Une alliance, c’est parfois et souvent la somme des contraires. Les vins ont cette faculté de s’accorder avec de nombreux mets qui n’ont pas été pensés pour eux, comme en témoignent les alliances entre vins français et plats japonais. [Voir, par exemple, le Marc Delacourcelle duPréVerre à Paris qui a ouvert un restaurant à Tokyo.] Les alliances géographiques sont aussi contrariées par les distances : le rocamadour est moins bien mis en valeur par le cahors qui se marie souvent mieux avec un bleu d’Auvergne. La géographie est donc aussi une affaire d’imagination, d’opportunité, de sensibilité. Denis Dubourdieu aime à dire qu’il voit « deux types de rencontres avec le vin : le vin qui se fond souvent bien dans l’alimentation régionale, mais le vin qui est aussi universel, car il appartient à l’humanité toute entière ».

Sans doute, cette leçon de géographie n’est-elle pas terminée.
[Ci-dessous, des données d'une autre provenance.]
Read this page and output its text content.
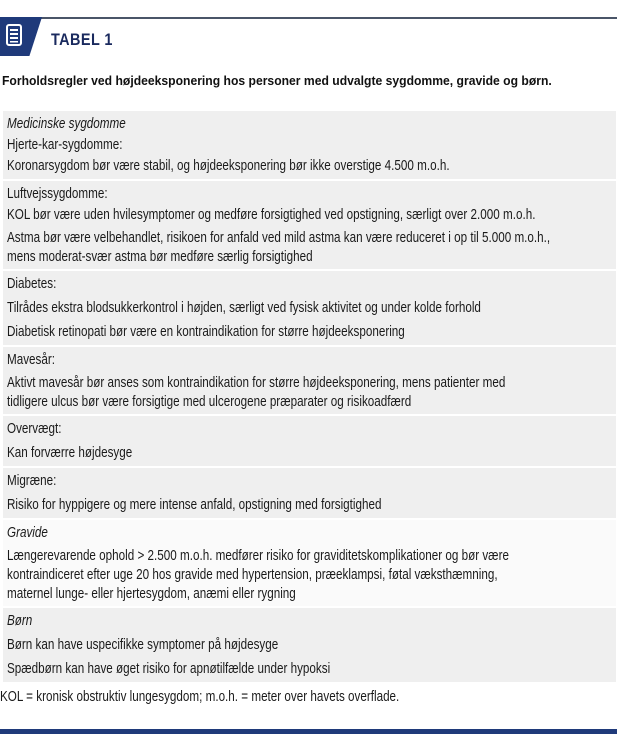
TABEL 1
Forholdsregler ved højdeeksponering hos personer med udvalgte sygdomme, gravide og børn.
Medicinske sygdomme
Hjerte-kar-sygdomme:
Koronarsygdom bør være stabil, og højdeeksponering bør ikke overstige 4.500 m.o.h.
Luftvejssygdomme:
KOL bør være uden hvilesymptomer og medføre forsigtighed ved opstigning, særligt over 2.000 m.o.h.
Astma bør være velbehandlet, risikoen for anfald ved mild astma kan være reduceret i op til 5.000 m.o.h.,
mens moderat-svær astma bør medføre særlig forsigtighed
Diabetes:
Tilrådes ekstra blodsukkerkontrol i højden, særligt ved fysisk aktivitet og under kolde forhold
Diabetisk retinopati bør være en kontraindikation for større højdeeksponering
Mavesår:
Aktivt mavesår bør anses som kontraindikation for større højdeeksponering, mens patienter med
tidligere ulcus bør være forsigtige med ulcerogene præparater og risikoadfærd
Overvægt:
Kan forværre højdesyge
Migræne:
Risiko for hyppigere og mere intense anfald, opstigning med forsigtighed
Gravide
Længerevarende ophold > 2.500 m.o.h. medfører risiko for graviditetskomplikationer og bør være
kontraindiceret efter uge 20 hos gravide med hypertension, præeklampsi, føtal væksthæmning,
maternel lunge- eller hjertesygdom, anæmi eller rygning
Børn
Børn kan have uspecifikke symptomer på højdesyge
Spædbørn kan have øget risiko for apnøtilfælde under hypoksi
KOL = kronisk obstruktiv lungesygdom; m.o.h. = meter over havets overflade.
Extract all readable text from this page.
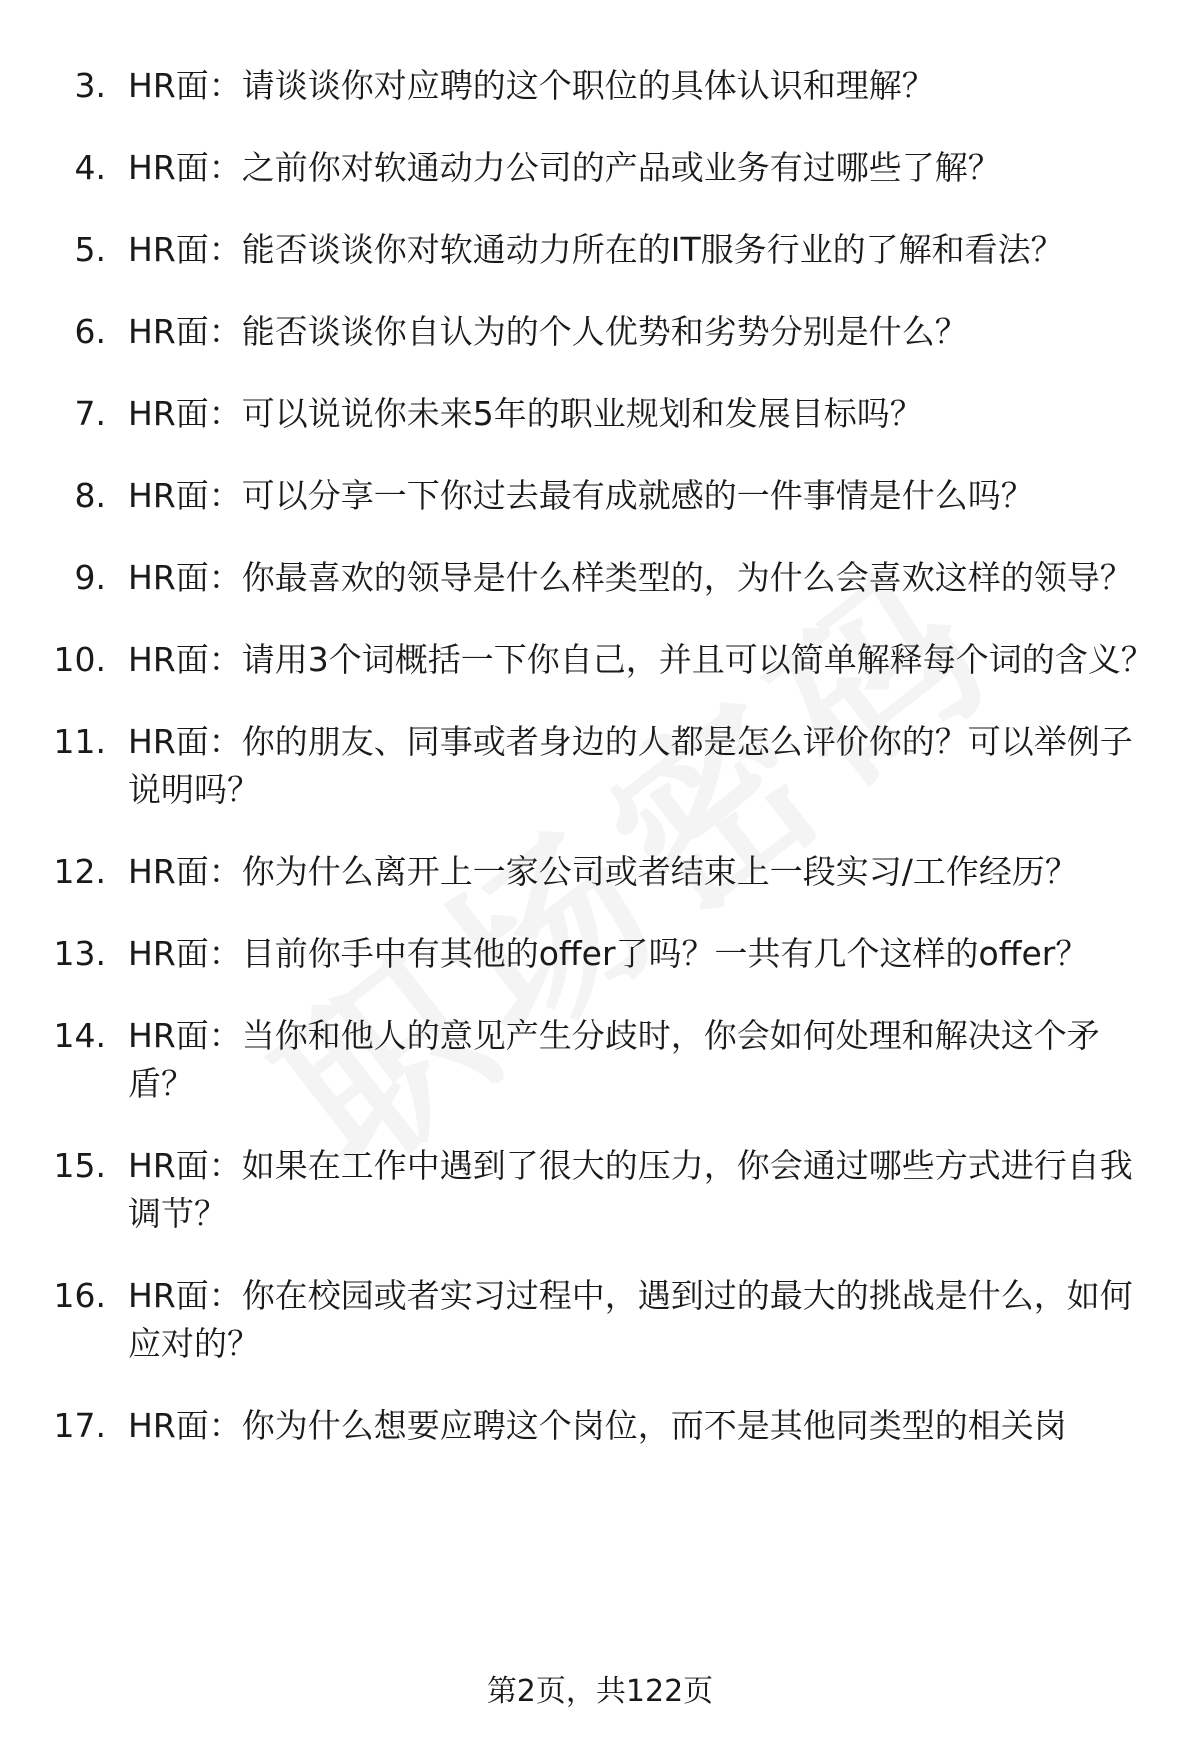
3. HR面：请谈谈你对应聘的这个职位的具体认识和理解？
4. HR面：之前你对软通动力公司的产品或业务有过哪些了解？
5. HR面：能否谈谈你对软通动力所在的IT服务行业的了解和看法？
6. HR面：能否谈谈你自认为的个人优势和劣势分别是什么？
7. HR面：可以说说你未来5年的职业规划和发展目标吗？
8. HR面：可以分享一下你过去最有成就感的一件事情是什么吗？
9. HR面：你最喜欢的领导是什么样类型的，为什么会喜欢这样的领导？
10. HR面：请用3个词概括一下你自己，并且可以简单解释每个词的含义？
11. HR面：你的朋友、同事或者身边的人都是怎么评价你的？可以举例子说明吗？
12. HR面：你为什么离开上一家公司或者结束上一段实习/工作经历？
13. HR面：目前你手中有其他的offer了吗？一共有几个这样的offer？
14. HR面：当你和他人的意见产生分歧时，你会如何处理和解决这个矛盾？
15. HR面：如果在工作中遇到了很大的压力，你会通过哪些方式进行自我调节？
16. HR面：你在校园或者实习过程中，遇到过的最大的挑战是什么，如何应对的？
17. HR面：你为什么想要应聘这个岗位，而不是其他同类型的相关岗
第2页，共122页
Car sur notre carte de France, le désert viticole de la Normandie et du Nord nous pose une question : pourquoi recommande-t-on l’alliance avec un cidre local pour réussir les noces avec le camembert et une bière brune locale pour un mariage avec le maroilles ? N’est-ce pas dans ces contre-exemples là une autre piste pour être attentifs à ces subtils accords régionaux que la France a bâti entre ses vins et ses fromages. Ce qui ne choquerait pas un Anglais amateur de stilton Clawson dont on connaît les affinités avec le porto, ni un Hongrois amateur de kashkaval si bien arrangé avec un tokay, et encore moins un Italien épris d’un gorgonzola rêvant de la touche soyeuse d’un marsala.

Comme dans les vieux couples, l’alliance garde une part de mystère. A la table des Français, la partition qui s’écrit chaque fois qu’un vin rencontre un fromage est l’une des plus déconcertantes qui soit. Oscar Wilde aimait à dire que « les Français sont si fiers de leurs vins qu’ils ont donné à certaines de leurs villes le nom d’un grand cru  ». Rions du bon mot qu’on pourrait appliquer aux fromages et leurs régions. Ces transferts toponymiques sont aussi le signe d’une forte intimité entre les lieux et les hommes. Le reconnaître, c’est entretenir ce lien dont personne n’épuise le sens et qu’il nous appartient de cultiver. Parce que la culture, c’est le pouvoir d’habiter le monde, de le rendre habitable.

Gilles Fumey Université Paris-Sorbonne (où sont organisées des travaux de dégustations de vins & fromages au printemps 2010).